If two waves, each of intensity $I$ having the same frequency but differing by a constant phase angle of 60 superpose at a certain point in space, then the intensity of the resultant wave is:

Answer 1

Hint
In this question, we are asked to find the resultant two waves differing by a phase difference.
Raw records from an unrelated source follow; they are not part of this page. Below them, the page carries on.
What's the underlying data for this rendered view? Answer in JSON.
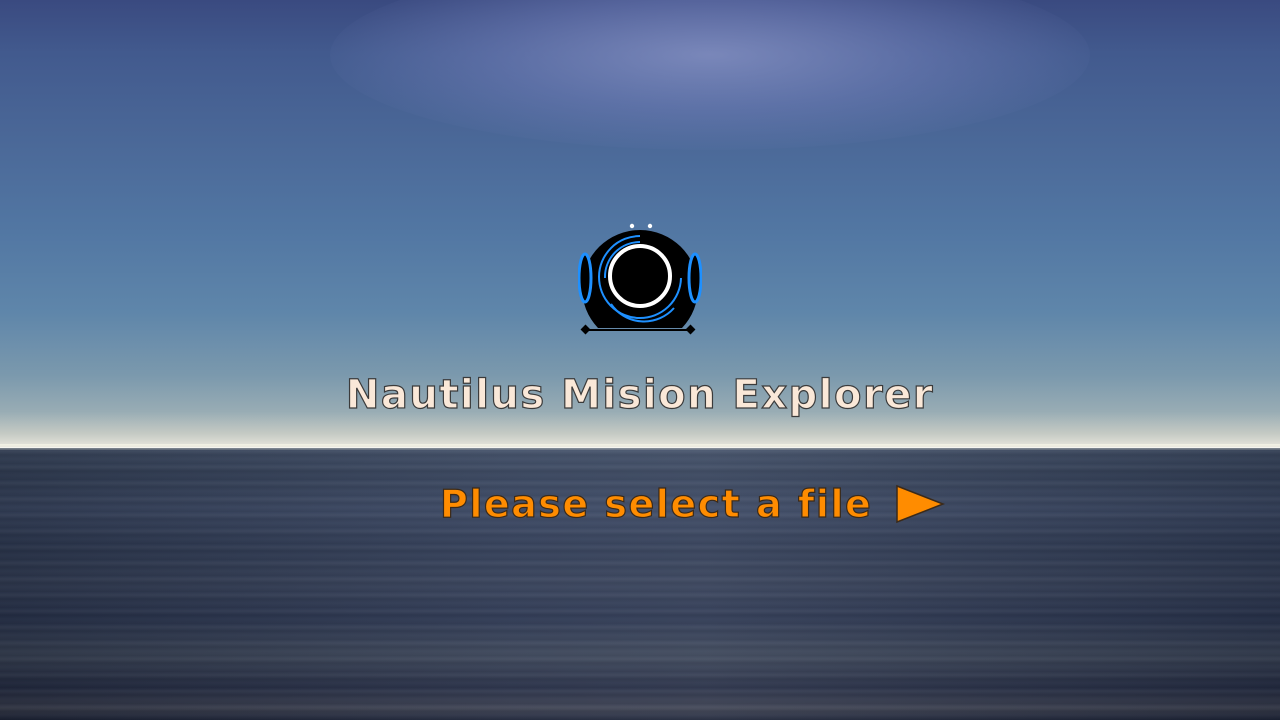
{
  "app": {
    "title": "Nautilus Mision Explorer",
    "logo_icon": "diving-helmet-icon"
  },
  "prompt": {
    "label": "Please select a file",
    "icon": "play-arrow-icon"
  },
  "colors": {
    "title_text": "#fae8d8",
    "prompt_text": "#ff8c00",
    "logo_accent": "#1e90ff",
    "logo_body": "#000000"
  }
}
We need to use the formula for the resultant intensity given by $I = {I_1} + {I_2} + 2\sqrt {{I_1}{I_2}} \cos \phi$ where the phase difference between the 2 waves is given $60^\circ$.
$\Rightarrow I = {I_1} + {I_2} + 2\sqrt {{I_1}{I_2}} \cos \phi$
Here $I$ is the resultant intensity,
${I_1}$ and ${I_2}$ are the intensities of the 2 waves and the phase difference between them is $\phi$

Complete step by step answer
We can calculate the intensity of the resultant wave is calculated using the formula as,
$\Rightarrow I = {I_1} + {I_2} + 2\sqrt {{I_1}{I_2}} \cos \phi$
In the given question the intensity of the 2 waves are said to be equal and are denoted by $I$,
$\Rightarrow {I_1} = {I_2} = I$
The frequency of the 2 waves are equal so we can write,
$\Rightarrow {f_1} = {f_2} = f$
In the question, we are given the phase difference between the 2 waves are,
$\Rightarrow \phi = 60^\circ$
Let us consider the intensity of the resultant wave to be represented by “${I_0}$”. Now substituting the given values in the formula we find the value of the intensity of the resultant wave as,
$\Rightarrow {I_0} = I + I + 2\sqrt {I \times I} \cos 60^\circ$
The value of $\cos 60^\circ$ is $\dfrac{1}{2}$
So by substituting the values we get,
$\Rightarrow {I_0} = I + I + 2\sqrt {I \times I} \times \dfrac{1}{2}$
Hence the third term after cancelling the 2 and removing the root has a value of $I$, So we get,
$\Rightarrow {I_0} = 2I + I$
That is,
$\Rightarrow {I_0} = 3I$
Therefore, the intensity of resultant wave of two waves, each of intensity $I$ having the same frequency but differing by a constant phase angle of 60 superpose at a certain point in space is $3I$.

Additional Information
The resultant of the waves for a constructive interference will be maximum, as the value of the resultant intensity equals to ${I_0} = \sqrt {{{\left( {{I_1} + {I_2}} \right)}^2}}$.

Note
In this question we are given the phase difference between the 2 waves as $60^\circ$. The phase difference between 2 waves is the time difference between the same positions within the wave cycles. It is the difference in degrees when the 2 waves reach their maximum values.